Finger-vein ROI extraction a right valley \(V_R\) detection, b corresponding radial distance curve, c left valley \(V_L\) detection and d corresponding radial distance curve

In order to locate the valley points, we employ the same approach as the one used for palm-vein ROI extraction; however, with two reference points. Specifically, for a region along the hand contour between any two consecutive fingertips \(T_1\) and \(T_2\) (highlighted in blue in Fig. 3a, c). One of the fingertips is considered as the reference point and the other fingertip as the end point. The valley point corresponds to the maximum on the radial distance curve between the reference and the end points. Refer Fig. 3 where point \(T_1\) is considered to be the reference point to locate \(V_R\), and similarly, \(T_2\) is considered to be the reference point to locate \(V_L\).

Fig. 4
figure 4

Finger-vein ROI extraction: for inner fingers (first row) and for outer fingers (second row)
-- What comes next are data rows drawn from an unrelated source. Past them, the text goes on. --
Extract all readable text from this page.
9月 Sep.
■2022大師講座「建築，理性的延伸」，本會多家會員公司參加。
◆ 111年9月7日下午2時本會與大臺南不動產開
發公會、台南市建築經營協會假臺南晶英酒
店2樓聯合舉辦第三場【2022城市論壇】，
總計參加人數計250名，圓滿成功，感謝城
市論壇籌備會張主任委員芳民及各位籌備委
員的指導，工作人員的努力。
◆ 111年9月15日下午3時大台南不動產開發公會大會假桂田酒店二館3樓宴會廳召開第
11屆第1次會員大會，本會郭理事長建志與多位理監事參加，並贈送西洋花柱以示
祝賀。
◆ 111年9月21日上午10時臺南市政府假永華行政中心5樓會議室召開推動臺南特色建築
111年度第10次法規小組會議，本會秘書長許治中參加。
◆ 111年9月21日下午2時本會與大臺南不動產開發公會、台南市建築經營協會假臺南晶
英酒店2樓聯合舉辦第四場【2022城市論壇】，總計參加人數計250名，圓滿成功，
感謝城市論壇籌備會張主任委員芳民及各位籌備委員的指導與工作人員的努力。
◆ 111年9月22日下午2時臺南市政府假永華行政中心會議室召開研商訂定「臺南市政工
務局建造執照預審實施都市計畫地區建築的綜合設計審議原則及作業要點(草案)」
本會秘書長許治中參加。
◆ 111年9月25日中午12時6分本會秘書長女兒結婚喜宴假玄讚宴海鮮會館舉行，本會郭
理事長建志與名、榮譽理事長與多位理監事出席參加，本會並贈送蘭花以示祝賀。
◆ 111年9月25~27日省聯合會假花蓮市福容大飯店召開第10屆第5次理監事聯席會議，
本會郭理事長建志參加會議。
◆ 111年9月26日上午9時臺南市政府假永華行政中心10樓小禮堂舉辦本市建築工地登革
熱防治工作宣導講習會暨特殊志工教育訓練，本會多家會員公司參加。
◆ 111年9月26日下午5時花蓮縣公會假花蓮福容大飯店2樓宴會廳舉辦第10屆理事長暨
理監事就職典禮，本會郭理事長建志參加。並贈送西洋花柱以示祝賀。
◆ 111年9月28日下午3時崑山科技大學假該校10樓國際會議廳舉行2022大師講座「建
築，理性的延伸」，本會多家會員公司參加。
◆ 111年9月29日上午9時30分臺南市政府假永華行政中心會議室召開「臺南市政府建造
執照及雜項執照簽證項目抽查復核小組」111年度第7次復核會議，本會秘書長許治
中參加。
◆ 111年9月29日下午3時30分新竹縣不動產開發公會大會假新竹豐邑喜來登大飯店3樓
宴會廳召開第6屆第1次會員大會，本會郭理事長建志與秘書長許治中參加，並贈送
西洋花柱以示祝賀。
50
The inner fingers namely, middle and ring have two finger valleys \(V_A\) and \(V_B\), to their left and right, respectively. \(V_A\) is located using radial distance curve with \(T_A\) and \(T_B\) as the reference and end points, respectively. Similarly, \(V_B\) is located using the points, \(T_B\) and \(T_C\) as the reference and end points, respectively, as shown in Fig. 4. The line joining the fingertip \(T_B\) with the midpoint of the line \(V_AV_B\) acts as the finger axis. Figure 4b shows the rotated image with vertical finger axis. The outer blue rectangle represents the finger boundary, while the inner red rectangle corresponds to the ROI which is extracted by iteratively reducing the outer boundary from the lateral and upper ends, until the background is eliminated.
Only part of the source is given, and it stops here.